Arlen Specter said, “We talk about profiles in courage — this is a profile in cynicism. Votes were changed in order to defeat the bill, not because they expressed the preference of the senators.”

It is not cynical to represent the people who elected you to represent them – it’s the Constitution, Mr. Specter, Edmund Burke be damned; the job of an elected representative is to represent the people who elected him – period. That’s what elected representatives do, Mr. Specter – they express the preferences of the people who vote them into office. To our friends in Pennsylvania, you good folks need to recall Arlen Specter. He doesn’t understand his role. He has no regard for you, he’s un-American, and he’s an embarrassment to you.
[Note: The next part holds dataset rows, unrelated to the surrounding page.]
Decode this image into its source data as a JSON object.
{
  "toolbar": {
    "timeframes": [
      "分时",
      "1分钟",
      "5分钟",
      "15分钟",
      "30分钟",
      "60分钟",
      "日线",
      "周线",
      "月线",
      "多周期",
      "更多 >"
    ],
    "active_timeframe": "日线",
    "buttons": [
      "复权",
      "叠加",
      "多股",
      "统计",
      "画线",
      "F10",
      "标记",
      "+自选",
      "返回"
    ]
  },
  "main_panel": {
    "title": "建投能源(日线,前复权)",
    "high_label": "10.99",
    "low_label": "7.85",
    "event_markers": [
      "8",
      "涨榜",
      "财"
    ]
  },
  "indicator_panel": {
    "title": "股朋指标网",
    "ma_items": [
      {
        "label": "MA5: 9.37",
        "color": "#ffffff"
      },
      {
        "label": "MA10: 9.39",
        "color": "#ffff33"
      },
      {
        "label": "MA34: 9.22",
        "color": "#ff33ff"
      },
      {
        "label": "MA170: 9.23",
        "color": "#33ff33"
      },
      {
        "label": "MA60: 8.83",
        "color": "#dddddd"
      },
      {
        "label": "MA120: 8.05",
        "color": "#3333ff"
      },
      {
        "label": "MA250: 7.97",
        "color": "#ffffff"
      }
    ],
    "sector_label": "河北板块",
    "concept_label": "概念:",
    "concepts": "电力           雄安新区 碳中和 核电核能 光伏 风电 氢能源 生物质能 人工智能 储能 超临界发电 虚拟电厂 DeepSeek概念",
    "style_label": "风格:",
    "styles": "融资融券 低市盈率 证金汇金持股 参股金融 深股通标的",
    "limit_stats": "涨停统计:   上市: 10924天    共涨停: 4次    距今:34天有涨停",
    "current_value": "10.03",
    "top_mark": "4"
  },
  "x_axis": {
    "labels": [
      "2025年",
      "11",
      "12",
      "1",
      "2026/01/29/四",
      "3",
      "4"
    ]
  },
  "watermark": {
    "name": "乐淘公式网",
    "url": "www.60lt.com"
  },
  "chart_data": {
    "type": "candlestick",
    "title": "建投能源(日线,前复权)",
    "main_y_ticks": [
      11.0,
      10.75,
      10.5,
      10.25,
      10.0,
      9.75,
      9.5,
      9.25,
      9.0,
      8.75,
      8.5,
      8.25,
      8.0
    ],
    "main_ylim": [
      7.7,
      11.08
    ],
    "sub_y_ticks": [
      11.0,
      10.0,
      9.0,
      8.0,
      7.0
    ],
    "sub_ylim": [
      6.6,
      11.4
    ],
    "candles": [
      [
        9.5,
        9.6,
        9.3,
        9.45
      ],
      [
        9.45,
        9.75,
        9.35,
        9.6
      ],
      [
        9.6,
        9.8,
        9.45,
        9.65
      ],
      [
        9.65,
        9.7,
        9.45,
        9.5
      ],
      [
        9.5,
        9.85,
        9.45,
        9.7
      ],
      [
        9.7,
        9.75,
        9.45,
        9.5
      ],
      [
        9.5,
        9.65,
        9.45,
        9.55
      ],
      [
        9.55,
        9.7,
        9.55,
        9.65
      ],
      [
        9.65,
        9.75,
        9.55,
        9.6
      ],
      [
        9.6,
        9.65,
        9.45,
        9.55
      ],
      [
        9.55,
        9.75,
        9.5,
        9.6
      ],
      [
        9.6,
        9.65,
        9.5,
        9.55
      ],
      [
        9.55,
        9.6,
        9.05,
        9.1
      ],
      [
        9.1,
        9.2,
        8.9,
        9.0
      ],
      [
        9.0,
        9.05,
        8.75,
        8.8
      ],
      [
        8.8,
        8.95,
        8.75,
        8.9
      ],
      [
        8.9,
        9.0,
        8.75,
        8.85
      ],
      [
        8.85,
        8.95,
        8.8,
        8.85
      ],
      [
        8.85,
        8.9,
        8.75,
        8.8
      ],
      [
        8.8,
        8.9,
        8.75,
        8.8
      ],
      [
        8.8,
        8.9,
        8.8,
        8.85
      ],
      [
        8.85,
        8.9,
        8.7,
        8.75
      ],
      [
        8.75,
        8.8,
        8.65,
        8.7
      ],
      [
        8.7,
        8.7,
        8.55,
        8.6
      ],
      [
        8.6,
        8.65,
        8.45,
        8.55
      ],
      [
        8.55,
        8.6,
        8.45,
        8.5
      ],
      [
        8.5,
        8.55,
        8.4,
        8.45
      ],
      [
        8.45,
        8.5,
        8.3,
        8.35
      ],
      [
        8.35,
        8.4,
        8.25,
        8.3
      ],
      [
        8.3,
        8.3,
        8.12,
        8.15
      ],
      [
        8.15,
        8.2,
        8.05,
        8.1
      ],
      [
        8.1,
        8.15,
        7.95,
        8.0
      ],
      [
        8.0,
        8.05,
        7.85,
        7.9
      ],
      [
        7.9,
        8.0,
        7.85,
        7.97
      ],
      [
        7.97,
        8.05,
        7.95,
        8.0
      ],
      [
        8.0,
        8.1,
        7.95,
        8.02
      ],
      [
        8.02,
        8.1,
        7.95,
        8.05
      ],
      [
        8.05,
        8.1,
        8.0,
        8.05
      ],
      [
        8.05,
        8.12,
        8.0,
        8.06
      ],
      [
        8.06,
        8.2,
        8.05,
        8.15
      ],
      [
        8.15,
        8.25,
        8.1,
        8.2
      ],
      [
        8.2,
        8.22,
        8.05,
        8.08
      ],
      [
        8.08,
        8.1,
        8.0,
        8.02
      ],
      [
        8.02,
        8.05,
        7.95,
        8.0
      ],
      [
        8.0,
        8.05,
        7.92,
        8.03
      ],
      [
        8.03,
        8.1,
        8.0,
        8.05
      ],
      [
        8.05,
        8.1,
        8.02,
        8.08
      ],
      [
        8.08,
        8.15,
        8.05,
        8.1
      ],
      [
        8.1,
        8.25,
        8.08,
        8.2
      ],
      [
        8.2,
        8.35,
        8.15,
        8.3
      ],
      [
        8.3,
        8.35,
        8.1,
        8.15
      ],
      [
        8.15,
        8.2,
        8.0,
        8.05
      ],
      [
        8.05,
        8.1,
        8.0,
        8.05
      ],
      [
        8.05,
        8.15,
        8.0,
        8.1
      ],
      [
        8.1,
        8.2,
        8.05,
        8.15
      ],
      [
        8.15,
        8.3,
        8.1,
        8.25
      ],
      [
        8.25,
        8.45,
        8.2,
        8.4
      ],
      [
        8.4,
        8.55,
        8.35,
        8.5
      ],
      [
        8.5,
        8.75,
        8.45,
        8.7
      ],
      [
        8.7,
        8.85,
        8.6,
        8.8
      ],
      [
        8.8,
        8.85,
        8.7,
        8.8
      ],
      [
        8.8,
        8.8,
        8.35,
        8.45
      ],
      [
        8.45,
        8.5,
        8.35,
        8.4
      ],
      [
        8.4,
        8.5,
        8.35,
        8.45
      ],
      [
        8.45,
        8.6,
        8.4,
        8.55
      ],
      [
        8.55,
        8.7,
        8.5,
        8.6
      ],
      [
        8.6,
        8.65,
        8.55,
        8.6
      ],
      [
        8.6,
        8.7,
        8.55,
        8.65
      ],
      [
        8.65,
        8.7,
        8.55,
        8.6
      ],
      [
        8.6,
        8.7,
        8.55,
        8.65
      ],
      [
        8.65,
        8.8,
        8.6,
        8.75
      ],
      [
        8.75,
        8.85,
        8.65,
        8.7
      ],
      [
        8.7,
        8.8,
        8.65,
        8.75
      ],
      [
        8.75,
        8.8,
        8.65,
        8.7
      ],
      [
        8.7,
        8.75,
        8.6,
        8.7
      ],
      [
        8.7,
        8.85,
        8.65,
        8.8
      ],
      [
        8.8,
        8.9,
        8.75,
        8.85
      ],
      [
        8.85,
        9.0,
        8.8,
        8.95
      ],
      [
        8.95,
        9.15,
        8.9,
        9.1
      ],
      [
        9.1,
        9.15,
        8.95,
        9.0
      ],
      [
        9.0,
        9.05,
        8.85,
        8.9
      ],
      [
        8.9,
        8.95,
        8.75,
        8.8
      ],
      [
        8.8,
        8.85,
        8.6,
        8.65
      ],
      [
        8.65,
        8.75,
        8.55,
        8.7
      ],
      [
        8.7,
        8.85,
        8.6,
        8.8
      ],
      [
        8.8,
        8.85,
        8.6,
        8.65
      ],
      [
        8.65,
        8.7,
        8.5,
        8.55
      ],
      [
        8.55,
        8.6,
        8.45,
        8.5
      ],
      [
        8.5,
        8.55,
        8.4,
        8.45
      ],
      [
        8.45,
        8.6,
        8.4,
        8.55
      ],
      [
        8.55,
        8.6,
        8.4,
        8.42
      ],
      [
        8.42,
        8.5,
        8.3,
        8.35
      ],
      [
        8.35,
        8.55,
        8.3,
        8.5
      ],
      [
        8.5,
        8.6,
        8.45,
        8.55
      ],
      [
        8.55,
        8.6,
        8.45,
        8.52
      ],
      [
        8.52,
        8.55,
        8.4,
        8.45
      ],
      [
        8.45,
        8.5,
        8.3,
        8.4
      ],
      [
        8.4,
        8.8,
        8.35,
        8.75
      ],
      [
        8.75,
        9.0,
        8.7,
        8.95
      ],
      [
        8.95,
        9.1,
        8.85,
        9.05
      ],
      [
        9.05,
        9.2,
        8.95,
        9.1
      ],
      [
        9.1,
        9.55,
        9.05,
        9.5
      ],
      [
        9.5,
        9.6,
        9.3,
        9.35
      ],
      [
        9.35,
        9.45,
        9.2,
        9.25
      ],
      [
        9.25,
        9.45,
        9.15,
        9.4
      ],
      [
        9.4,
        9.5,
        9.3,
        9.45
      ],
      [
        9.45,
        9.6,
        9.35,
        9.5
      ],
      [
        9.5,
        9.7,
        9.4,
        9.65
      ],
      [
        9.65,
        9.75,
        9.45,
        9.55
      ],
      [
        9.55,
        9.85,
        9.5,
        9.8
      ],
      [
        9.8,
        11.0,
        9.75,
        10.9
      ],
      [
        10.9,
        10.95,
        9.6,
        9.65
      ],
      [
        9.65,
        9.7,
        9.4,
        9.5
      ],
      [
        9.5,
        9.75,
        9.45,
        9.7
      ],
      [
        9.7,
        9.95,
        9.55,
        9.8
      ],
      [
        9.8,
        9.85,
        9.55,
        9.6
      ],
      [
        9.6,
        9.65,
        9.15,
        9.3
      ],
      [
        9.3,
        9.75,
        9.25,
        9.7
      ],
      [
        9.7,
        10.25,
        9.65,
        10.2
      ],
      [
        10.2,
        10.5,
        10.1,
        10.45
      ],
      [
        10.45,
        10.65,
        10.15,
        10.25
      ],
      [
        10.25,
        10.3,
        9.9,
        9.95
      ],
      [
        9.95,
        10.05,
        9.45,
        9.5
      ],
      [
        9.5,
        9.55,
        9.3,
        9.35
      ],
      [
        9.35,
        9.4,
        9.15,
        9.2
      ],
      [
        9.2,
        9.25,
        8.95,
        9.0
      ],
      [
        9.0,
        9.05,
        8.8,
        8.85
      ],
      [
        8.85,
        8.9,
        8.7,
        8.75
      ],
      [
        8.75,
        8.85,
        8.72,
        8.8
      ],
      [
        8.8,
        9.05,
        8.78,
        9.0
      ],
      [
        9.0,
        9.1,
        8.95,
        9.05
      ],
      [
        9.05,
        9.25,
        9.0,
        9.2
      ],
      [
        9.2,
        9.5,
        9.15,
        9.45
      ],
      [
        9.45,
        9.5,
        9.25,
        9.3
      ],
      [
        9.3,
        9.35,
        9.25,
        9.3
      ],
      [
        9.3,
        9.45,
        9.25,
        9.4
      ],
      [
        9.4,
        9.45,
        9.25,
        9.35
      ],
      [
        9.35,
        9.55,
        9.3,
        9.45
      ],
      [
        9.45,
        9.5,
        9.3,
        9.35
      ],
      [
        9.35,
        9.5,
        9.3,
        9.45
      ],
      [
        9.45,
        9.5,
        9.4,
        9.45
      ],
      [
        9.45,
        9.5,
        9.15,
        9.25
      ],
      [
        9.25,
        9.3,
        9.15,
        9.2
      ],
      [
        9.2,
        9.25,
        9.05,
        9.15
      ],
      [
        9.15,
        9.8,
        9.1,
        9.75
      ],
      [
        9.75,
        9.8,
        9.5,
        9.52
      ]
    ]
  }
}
And this from Kansas Sen. Sam Brownback: “The country’s not ready. I thought we were, but just concluded the country’s not ready.”

Mr. Brownback is correct, but not in the way he would like to think. Americans are indeed not ready. We are not ready to surrender our communities, our jobs, our culture, and our lives so that businesses can have cheap labor. We are not ready to sacrifice the future well-being and security of our children and grandchildren so that RNC and the DNC can woo the Mestizo voting block.

Homeland Security Chief Michael Chertoff hinted that Americans are cruel and mean-spirited, as he said, “You will continue to see heart-wrenching examples of families being pulled apart because I have an obligation to enforce the law, whether it’s painful to do or whether it’s pleasurable to do.”

Perhaps Mr. Chertoff is more comfortable with the sight of foreclosure notices because American workers have been replaced by cheap illegal alien labor. Perhaps Mr. Chertoff is more comfortable with Americans dying because their local hospital goes bankrupt treating non-paying illegal aliens. Perhaps Mr. Chertoff is more comfortable with American school children being held back because of so many non-English speaking children in classrooms with American children. Furthermore, I’m supremely offended by Mr. Chertoff using the imagery of “families being pulled apart,” as if this were a debate about slavery. No illegal alien comes here by way of slave auction. They could have stayed in their homelands; and if they are here, they can always go home. In fact, a group of wives in Mexico has established a website urging the United States to enforce our immigration laws and send their husbands back to them in Mexico. Those poor women have a better understanding of this issue than Michael Chertoff does! If Mr. Chertoff is so pained by families being split up, then the answer is to reunite them in their homelands. Besides all this, if Mr. Chertoff finds law enforcement so distasteful and painful, why on earth did he agree to become the top law enforcement official in the nation? If enforcing the law is so odious a task to him, he should immediately find another line of work.

Remember the question I asked about Mr. Bush – whose side is he on? Well, here’s a possible answer. Mexican President Felipe Calderon said killing the Immigration Reform Bill was a “grave error.” And he, too, alluded to the alleged inhumanity of Americans, saying that if the bill didn’t pass, human rights violations would continue, as if they are occurring now. If any human rights are being violated, it’s ours. We have the right to safe neighborhoods; we have the right to a decent standard of living; we have the right to be free from the introduction of disease; our children have the right to the best possible education. All of these are threatened by the invasion of illegal aliens from Mr. Calderon’s Mexico. But above all, WE HAVE THE RIGHT TO REPRESENTATION IN OUR GOVERNMENT. Apparently, Mr. Calderon disagrees with that. And so do Michael Chertoff, George W. Bush, Ted Kennedy, Arlen Specter, Lindsey Graham, Diane Feinstein, a few dozen other United States Senators, and La Raza.